New Hampshire teens Addy and Emma Nozell have been attending political campaign events in the early voting state of New Hampshire since as long as they can remember. And this summer, they are on a mission to take a selfie with every presidential candidate.
“Being in New Hampshire and being able to get so close to the candidates is really cool,” Addy, 17, told CNN in a phone interview Monday. “I don’t think you can do that anywhere else.”
In less than two weeks, they have taken selfies with 13 candidates and this Thursday, they have their sights set on Scott Walker and Donald Trump.
“My husband and I fully endorse this challenge,” their mother Wendy Thomas told CNN. “Selfies are here to stay and it looks like the candidates are doing a good job of being gracious about taking them. My daughters get a selfie and we get critical thinkers.”
The selfie strategy
Some selfies are harder to get than others but the girls have developed a strategy that has worked, so far.
“We find the hole where no one is standing,” Addy explained. “We try to make eye contact with the candidate or talk to their handlers or their helpers.”
The girls then seize the opportunity to explain their summer project to campaign staffers.
“Usually, they’re very happy to do it,” Addy said.
So far, none of the candidates have declined the girls’ request.
The most recent presidential selfie is with Ohio Gov. John Kasich, who is expected to announce his presidential bid July 21, retweeted the girls and now follows them on Twitter.
Fifteen-year-old Emma is the one who takes all the selfies and she is adamant about doing it the old-fashioned way.
“You gotta go with the old-school selfie and use the arm,” Emma said.
The girls said that their mother has not allowed them to get a selfie stick
“We have a few selfie rules in this house,” Thomas said. “You can’t stick your tongue out and you have to be respectful.”
The first selfie
The girls’ first presidential selfie was with New Jersey Gov.
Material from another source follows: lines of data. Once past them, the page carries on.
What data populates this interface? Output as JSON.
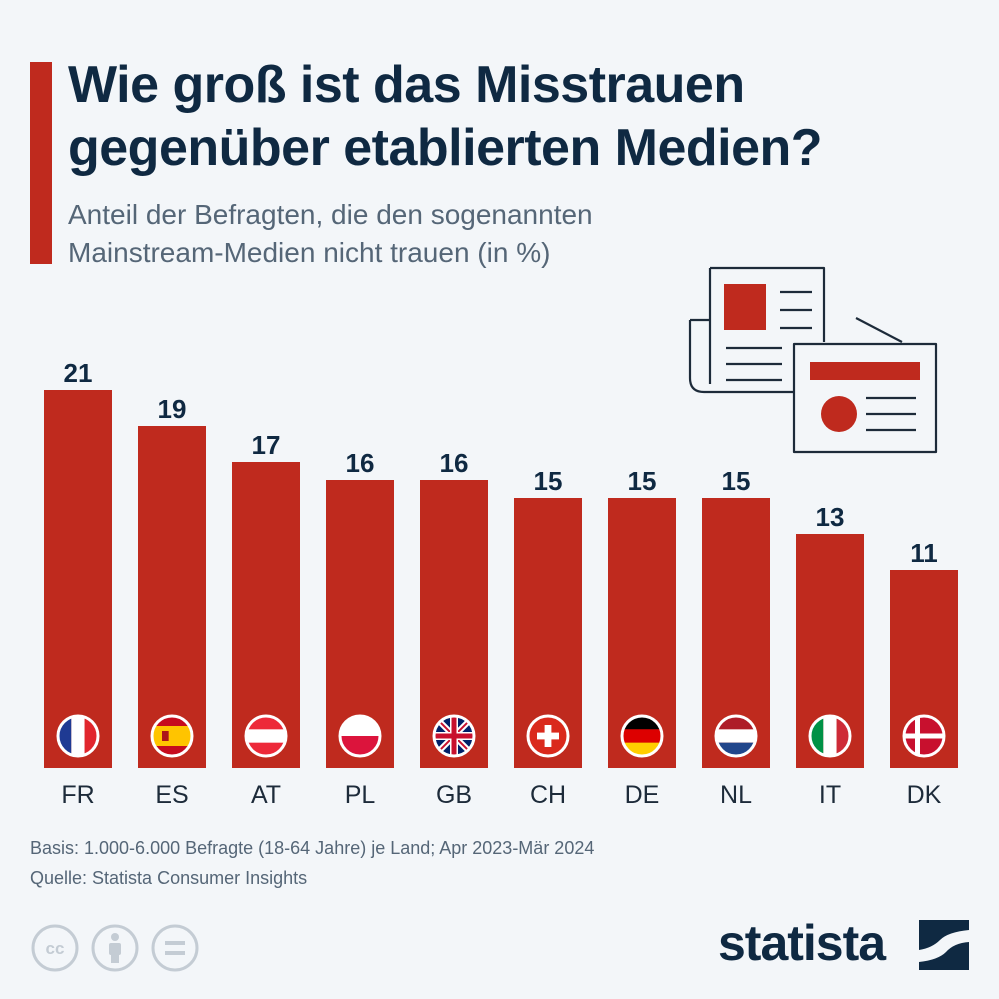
{
  "header": {
    "title_line1": "Wie groß ist das Misstrauen",
    "title_line2": "gegenüber etablierten Medien?",
    "subtitle_line1": "Anteil der Befragten, die den sogenannten",
    "subtitle_line2": "Mainstream-Medien nicht trauen (in %)"
  },
  "chart_data": {
    "type": "bar",
    "categories": [
      "FR",
      "ES",
      "AT",
      "PL",
      "GB",
      "CH",
      "DE",
      "NL",
      "IT",
      "DK"
    ],
    "values": [
      21,
      19,
      17,
      16,
      16,
      15,
      15,
      15,
      13,
      11
    ],
    "title": "Wie groß ist das Misstrauen gegenüber etablierten Medien?",
    "subtitle": "Anteil der Befragten, die den sogenannten Mainstream-Medien nicht trauen (in %)",
    "ylim": [
      0,
      21
    ],
    "grid": false,
    "bar_color": "#bf2a1e",
    "flag_icons": [
      "flag-france-icon",
      "flag-spain-icon",
      "flag-austria-icon",
      "flag-poland-icon",
      "flag-uk-icon",
      "flag-switzerland-icon",
      "flag-germany-icon",
      "flag-netherlands-icon",
      "flag-italy-icon",
      "flag-denmark-icon"
    ]
  },
  "footer": {
    "basis": "Basis: 1.000-6.000 Befragte (18-64 Jahre) je Land; Apr 2023-Mär 2024",
    "source": "Quelle: Statista Consumer Insights"
  },
  "branding": {
    "logo_text": "statista",
    "license_icons": [
      "cc-icon",
      "attribution-icon",
      "no-derivatives-icon"
    ]
  },
  "colors": {
    "accent": "#bf2a1e",
    "title": "#0f2942",
    "text": "#556677",
    "background": "#f3f6f9"
  }
}
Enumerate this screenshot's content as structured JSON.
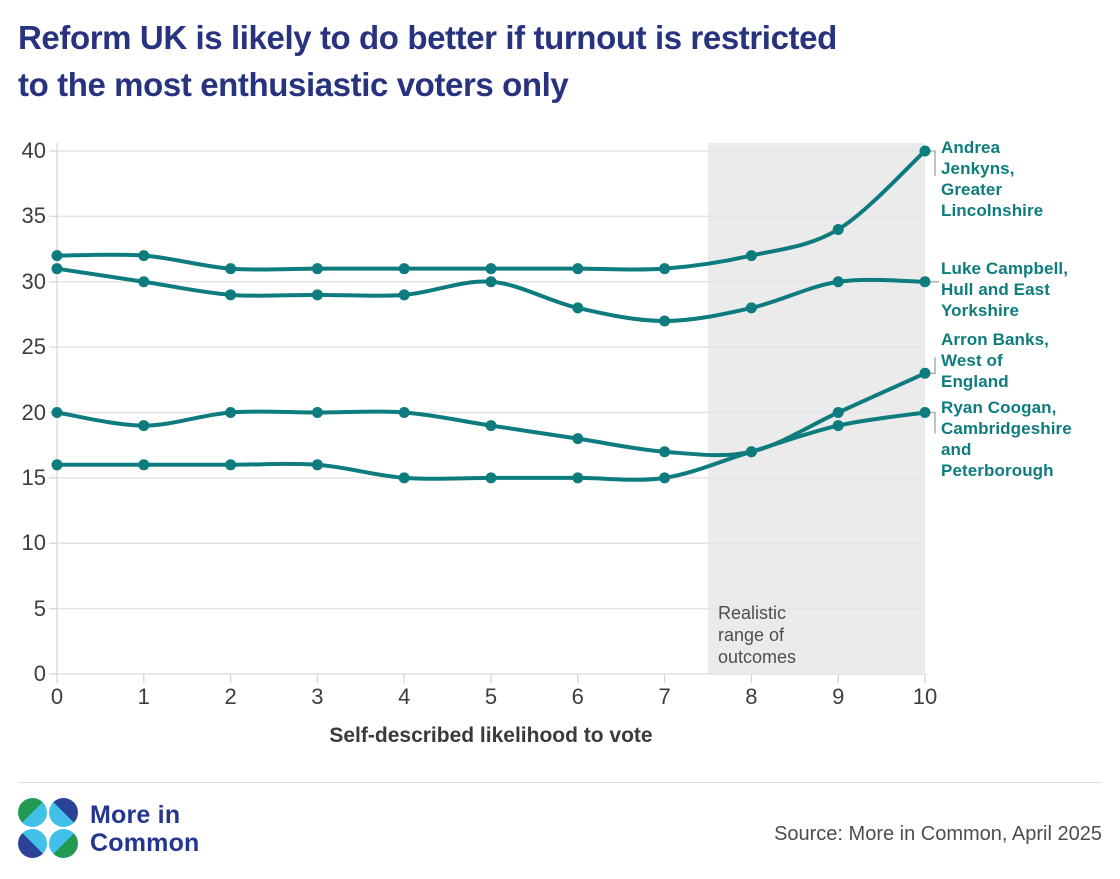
{
  "header": {
    "line1": "Reform UK is likely to do better if turnout is restricted",
    "line2": "to the most enthusiastic voters only"
  },
  "footer": {
    "brand_line1": "More in",
    "brand_line2": "Common",
    "source": "Source: More in Common, April 2025"
  },
  "colors": {
    "line": "#0e7c7e",
    "title_navy": "#27337f",
    "grid": "#e4e4e4",
    "axis": "#d9d9d9",
    "shading": "#ebebeb",
    "axis_text": "#3d3d3d",
    "annotation_text": "#4e4e4e",
    "connector": "#b3b3b3",
    "brand_navy": "#25368f",
    "logo_green": "#239a52",
    "logo_cyan": "#41c1e9",
    "logo_blue": "#2a4397",
    "source_text": "#4d4d4d"
  },
  "chart_data": {
    "type": "line",
    "title": "Reform UK is likely to do better if turnout is restricted to the most enthusiastic voters only",
    "xlabel": "Self-described likelihood to vote",
    "ylabel": "",
    "x": [
      0,
      1,
      2,
      3,
      4,
      5,
      6,
      7,
      8,
      9,
      10
    ],
    "xlim": [
      0,
      10
    ],
    "ylim": [
      0,
      40
    ],
    "yticks": [
      0,
      5,
      10,
      15,
      20,
      25,
      30,
      35,
      40
    ],
    "grid": true,
    "legend_position": "right",
    "highlight_region": {
      "x_start": 7.5,
      "x_end": 10,
      "label": "Realistic range of outcomes",
      "label_lines": [
        "Realistic",
        "range of",
        "outcomes"
      ]
    },
    "series": [
      {
        "name": "Andrea Jenkyns, Greater Lincolnshire",
        "label_lines": [
          "Andrea",
          "Jenkyns,",
          "Greater",
          "Lincolnshire"
        ],
        "values": [
          32,
          32,
          31,
          31,
          31,
          31,
          31,
          31,
          32,
          34,
          40
        ]
      },
      {
        "name": "Luke Campbell, Hull and East Yorkshire",
        "label_lines": [
          "Luke Campbell,",
          "Hull and East",
          "Yorkshire"
        ],
        "values": [
          31,
          30,
          29,
          29,
          29,
          30,
          28,
          27,
          28,
          30,
          30
        ]
      },
      {
        "name": "Arron Banks, West of England",
        "label_lines": [
          "Arron Banks,",
          "West of",
          "England"
        ],
        "values": [
          20,
          19,
          20,
          20,
          20,
          19,
          18,
          17,
          17,
          20,
          23
        ]
      },
      {
        "name": "Ryan Coogan, Cambridgeshire and Peterborough",
        "label_lines": [
          "Ryan Coogan,",
          "Cambridgeshire",
          "and",
          "Peterborough"
        ],
        "values": [
          16,
          16,
          16,
          16,
          15,
          15,
          15,
          15,
          17,
          19,
          20
        ]
      }
    ]
  }
}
Chris Christie, who has spent lots of time in New Hampshire over the last six months.
Christie was standing outside a restaurant in downtown Nashua early this month when the girls approached him.
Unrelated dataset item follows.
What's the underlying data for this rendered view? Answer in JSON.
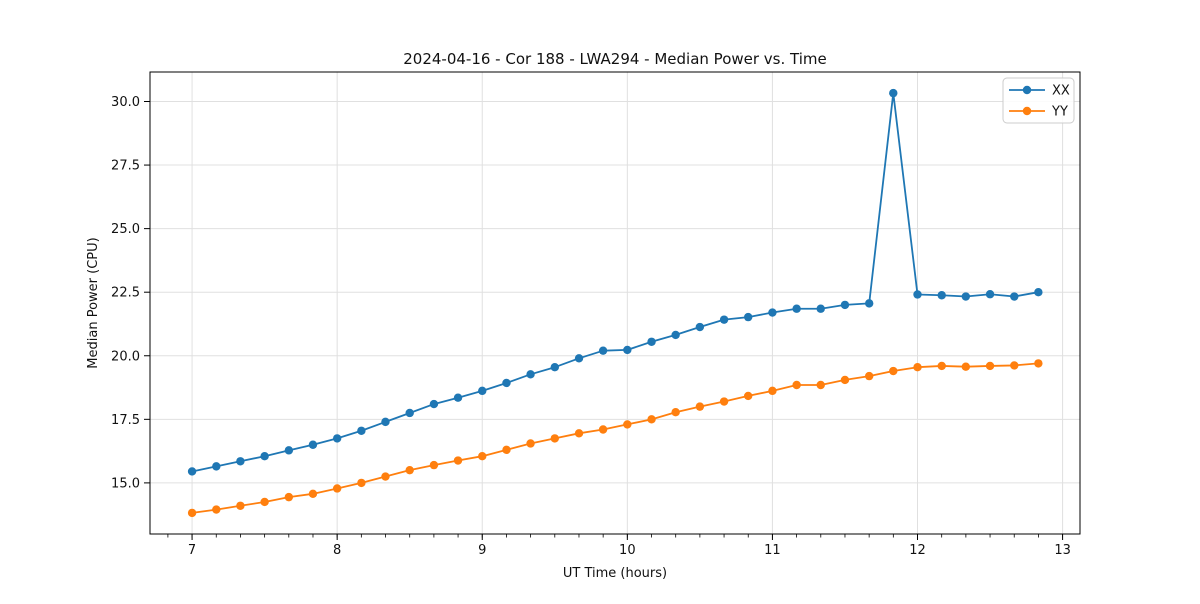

“He was just standing there on the street and Emma said I should get a selfie with him,” Thomas said. “Then Addy turned around and said we should get them with all of them.”
The rewarding selfie
The most rewarding selfie for Emma is the one she took with Republican presidential candidate Dr. Ben Carson because before going to a Carson event with her father, her mother told her that she read that Carson doesn’t like selfies.
“I told them if he says no, respect that and be prepared for that,” Thomas said.
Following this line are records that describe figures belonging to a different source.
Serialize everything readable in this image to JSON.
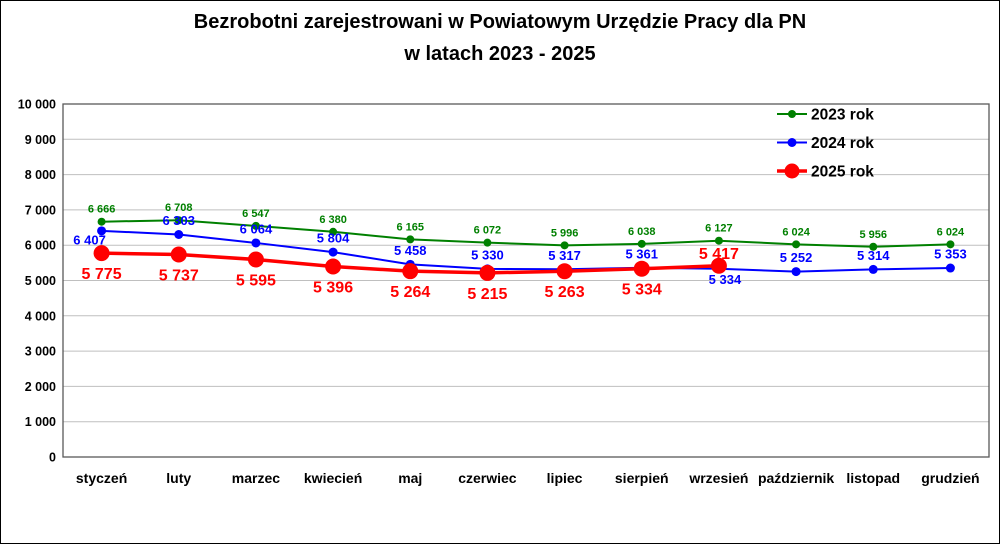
{
  "title": {
    "line1": "Bezrobotni zarejestrowani w Powiatowym Urzędzie Pracy dla PN",
    "line2": "w latach 2023 - 2025"
  },
  "chart_data": {
    "type": "line",
    "title": "Bezrobotni zarejestrowani w Powiatowym Urzędzie Pracy dla PN w latach 2023 - 2025",
    "categories": [
      "styczeń",
      "luty",
      "marzec",
      "kwiecień",
      "maj",
      "czerwiec",
      "lipiec",
      "sierpień",
      "wrzesień",
      "październik",
      "listopad",
      "grudzień"
    ],
    "ylim": [
      0,
      10000
    ],
    "ytick_step": 1000,
    "grid": "horizontal",
    "grid_color": "#BFBFBF",
    "plot_border_color": "#595959",
    "thousands_separator": " ",
    "legend_position": "top-right-inside",
    "series": [
      {
        "name": "2023 rok",
        "color": "#008000",
        "marker_radius": 4,
        "line_width": 2,
        "label_font_size": 11,
        "label_place": "above",
        "label_overrides": {},
        "values": [
          6666,
          6708,
          6547,
          6380,
          6165,
          6072,
          5996,
          6038,
          6127,
          6024,
          5956,
          6024
        ]
      },
      {
        "name": "2024 rok",
        "color": "#0000FF",
        "marker_radius": 4.5,
        "line_width": 2,
        "label_font_size": 13,
        "label_place": "above",
        "label_overrides": {
          "0": {
            "place": "below",
            "dx": -12,
            "dy": -6
          },
          "8": {
            "place": "below",
            "dx": 6,
            "dy": -4
          }
        },
        "values": [
          6407,
          6303,
          6064,
          5804,
          5458,
          5330,
          5317,
          5361,
          5334,
          5252,
          5314,
          5353
        ]
      },
      {
        "name": "2025 rok",
        "color": "#FF0000",
        "marker_radius": 8,
        "line_width": 3.5,
        "label_font_size": 16,
        "label_place": "below",
        "label_overrides": {
          "8": {
            "place": "above",
            "dy": 6
          }
        },
        "values": [
          5775,
          5737,
          5595,
          5396,
          5264,
          5215,
          5263,
          5334,
          5417
        ]
      }
    ]
  }
}
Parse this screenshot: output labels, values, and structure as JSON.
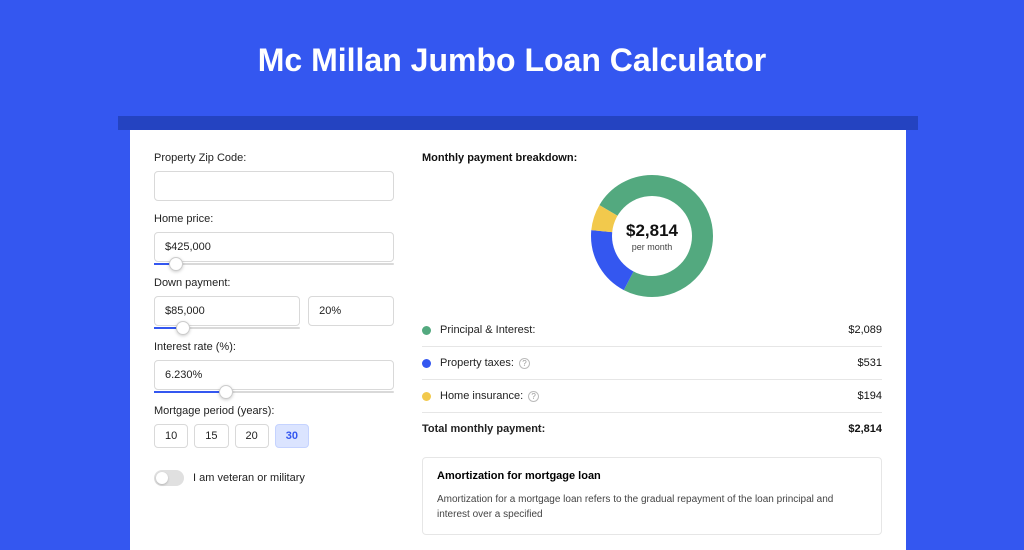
{
  "page": {
    "title": "Mc Millan Jumbo Loan Calculator"
  },
  "colors": {
    "bg": "#3457f0",
    "accent": "#3457f0",
    "pi": "#53a97f",
    "taxes": "#3457f0",
    "insurance": "#f2c94c",
    "border": "#d9d9d9"
  },
  "form": {
    "zip": {
      "label": "Property Zip Code:",
      "value": ""
    },
    "price": {
      "label": "Home price:",
      "value": "$425,000",
      "slider_pct": 9
    },
    "down": {
      "label": "Down payment:",
      "amount": "$85,000",
      "pct": "20%",
      "slider_pct": 20
    },
    "rate": {
      "label": "Interest rate (%):",
      "value": "6.230%",
      "slider_pct": 30
    },
    "period": {
      "label": "Mortgage period (years):",
      "options": [
        "10",
        "15",
        "20",
        "30"
      ],
      "selected": "30"
    },
    "veteran": {
      "label": "I am veteran or military",
      "on": false
    }
  },
  "breakdown": {
    "title": "Monthly payment breakdown:",
    "donut": {
      "amount": "$2,814",
      "sub": "per month",
      "slices": [
        {
          "key": "pi",
          "value": 2089,
          "color": "#53a97f"
        },
        {
          "key": "taxes",
          "value": 531,
          "color": "#3457f0"
        },
        {
          "key": "insurance",
          "value": 194,
          "color": "#f2c94c"
        }
      ],
      "total": 2814,
      "start_angle_deg": -60
    },
    "items": [
      {
        "label": "Principal & Interest:",
        "value": "$2,089",
        "color": "#53a97f",
        "info": false
      },
      {
        "label": "Property taxes:",
        "value": "$531",
        "color": "#3457f0",
        "info": true
      },
      {
        "label": "Home insurance:",
        "value": "$194",
        "color": "#f2c94c",
        "info": true
      }
    ],
    "total": {
      "label": "Total monthly payment:",
      "value": "$2,814"
    }
  },
  "amort": {
    "title": "Amortization for mortgage loan",
    "text": "Amortization for a mortgage loan refers to the gradual repayment of the loan principal and interest over a specified"
  }
}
Emma went up to him and asked.
“I know you don’t like selfies — I get that but do you mind? I’m doing a project and he was okay with it,” said Emma.
The high-energy selfie
Addy’s favorite selfie, so far, has been with former Maryland Gov. and Democratic presidential candidate Martin O’Malley.
“I really like O’Malley because after, he came up to our family and he talked to us and when we asked for a seflie he was very energetic and said ‘Yeah! Let’s take a selfie!’” Addy said.
The confusing selfie
The girls said that not all the candidates were aware that selfies are now a thing.
“I’d say Rick Perry most out of everyone. He was looking at the cameras in front of us and not ours. He was looking off into the distance,” Emma said.
“I don’t think he really gets selfies,” she added.
The hard-to-get selfie
The girls anticipate that the most difficult candidates to catch will be with Hillary Clinton, Bernie Sanders and before Thursday, they were also anticipating that getting a selfie with “The Donald,” would also be difficult due to his celebrity status.
“[Sanders’] popularity here is going through the roof. His events are getting bigger and bigger,” said Thomas.
The girls have met Clinton before while she campaigned during the 2008 Democratic primary but they have not met her since she became secretary of state and Emma said that their family “loves Hillary.”
Before there were selfies
Before there were selfies and before they were teenagers, the Nozell girls were already meeting candidates and politicians on the campaign trail.
A favorite candidate?
Neither of the girls will be able to vote in the primary but Addy will be able to vote in the general election for the first time.
“I kind of lean more towards Democrats,” Addy said but added that “some Republicans seem to make more points that I can relate to.”
One of their brothers is at Norwich University in Vermont and, “for the first time these girls are really paying attention to military strategy and what’s happening in the Middle East where there’s a really good change their brother could go,” said Thomas.
The girls have not selected a favorite candidate yet, and they say that they are looking forward to hearing from everybody.
Overall, Thomas said that they have respect for all the candidates.
“Politicians really recognize that the landscape has changed,” Thomas said. “If you’re not willing to take selfies, you’re going to lose a lot of young support. And while a vote doesn’t really hang on a selfie, it does it hang on interest.”
And for those attending political campaign events in New Hampshire, look out for the presidential selfie girls.